I did find one workaround, and it is not very desirable:

Change:
set replaceStr to "\\n<t$1>"

To:
set replaceStr to linefeed & "<t$1>"

Every other tool I use understands \n properly. I do a lot of RegEx development and testing at RegEx101.com, and some with BBEdit. Almost always I can copy the expression I develop there, and just paste where I need it.

BTW, SD7 is very helpful. When you paste a string using ⌘⇧V, it adds the necessary escape characters.

@ShaneStanley, I found your example, Script 19-1 in Everyday AppleScriptObjC, Third Edition. It has the same problem: “\\n” results in just “n”, not a real linefeed.

I hope there is another way.


(Nigel Garvey) #3

Hi Jim.

A literal linefeed is the best way when you’re using ICU regex. Backslashing a character in a replacement string actually means treat it as a literal.


(Jim Underwood) #4

Thanks for the reply, Nigel.

On that same page of ICU Regex, it shows:

As you can clearly see, \n is clearly supported.

I just ran a test in Keyboard Maestro, which also uses ICU RegEx (KM), and it worked fine using \n. In fact, I didn’t even have to escape it.

Keyboard Maestro

BBEdit and RegEx101.com also supports use of \n in the Replace string.

As I said, every other RegEx tool I have use supports \n just fine.

I thought I had a better workaround – just turn ON the escape of tabs and line breaks in SD7. Unfortunately, SD7 does not seem to support that:

Script Editor Preferences

image

@alldritt: Is this a bug, or design choice?


So, I hope there is some way to use \n (and the other whitespace metacharacters) in ASObjC RegEx Replace.


(Shane Stanley) #5

Under Find and Replace it also shows:


(Shane Stanley) #6

FWIW, I suspect that’s a slight simplification on Peter’s part. For example, according to the KM docs you can use \n for capture groups, which is something not supported in ICU regex. KM may well be pre-processing the input for closer compatibility with other flavors. (Script Debugger does something like this in its UI regex.)


(Jim Underwood) #7

I don’t see how that changes anything.

Use of \n or \r or \t is NOT escaping.
There is also use of \ for unicode:
\p{UNICODE PROPERTY NAME}

Regardless, are you saying there is no way to use \n to represent linefeed in a replace string for ASObjC RegEx Replace?

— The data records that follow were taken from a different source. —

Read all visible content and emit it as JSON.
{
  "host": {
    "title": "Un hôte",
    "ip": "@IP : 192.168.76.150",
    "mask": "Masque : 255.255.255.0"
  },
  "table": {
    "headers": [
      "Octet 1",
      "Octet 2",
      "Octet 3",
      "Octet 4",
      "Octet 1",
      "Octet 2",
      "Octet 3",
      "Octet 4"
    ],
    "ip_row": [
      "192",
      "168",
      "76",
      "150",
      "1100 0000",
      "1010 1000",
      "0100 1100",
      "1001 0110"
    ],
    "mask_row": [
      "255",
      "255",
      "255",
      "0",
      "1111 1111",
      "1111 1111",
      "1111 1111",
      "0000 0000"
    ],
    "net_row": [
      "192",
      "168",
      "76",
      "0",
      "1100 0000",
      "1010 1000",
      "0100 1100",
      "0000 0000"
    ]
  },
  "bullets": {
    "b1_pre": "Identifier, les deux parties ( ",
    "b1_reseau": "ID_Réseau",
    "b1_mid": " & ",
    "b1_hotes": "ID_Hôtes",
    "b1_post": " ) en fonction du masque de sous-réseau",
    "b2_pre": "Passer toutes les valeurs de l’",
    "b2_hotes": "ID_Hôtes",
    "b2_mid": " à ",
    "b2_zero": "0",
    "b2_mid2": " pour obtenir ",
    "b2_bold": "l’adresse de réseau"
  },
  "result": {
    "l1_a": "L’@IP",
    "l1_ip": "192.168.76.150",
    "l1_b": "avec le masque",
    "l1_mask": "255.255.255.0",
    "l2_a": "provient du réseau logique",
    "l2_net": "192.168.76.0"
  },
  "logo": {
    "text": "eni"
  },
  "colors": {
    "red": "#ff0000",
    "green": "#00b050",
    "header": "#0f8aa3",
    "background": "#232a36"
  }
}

We have to use \\n to pass \n to the handler replace string.
Is there a way to replace the \n in the handler with the linefeed character, then use it in the RegEx Replace?


(Jim Underwood) #8

@ShaneStanley and @NigelGarvey:

What about this Objective-C Statement, which uses a
withTemplate:@"\n"

NSRegularExpression *regex = [NSRegularExpression regularExpressionWithPattern:@"\n+" options:0 error:NULL];
NSString *newString = [regex stringByReplacingMatchesInString:string options:0 range:NSMakeRange(0, [string length]) withTemplate:@"\n"];

Posted here:
2013-04-08, Attila H, Stack Overflow
NSString replace repeated newlines with single newline
https://stackoverflow.com/a/15876198/915019


(Shane Stanley) #9

But use of \\n or \\r or \\t is, because your passing a literal \, which means treat the following character as a literal.

The real issue here is that you can’t use \n to represent a linefeed in an AppleScript string in compiled code. You can enter \n, which is what should be required to avoid the string containing a literal \, but as soon as you compile, AppleScript will replace \n with a literal linefeed character.

The setting in Script Editor changes the rules. If you’d like to see that supported in Script Debugger, please enter a feature request. (I’m not entirely sure it’s compatible with raw syntax — it actually relies on an undocumented private API.)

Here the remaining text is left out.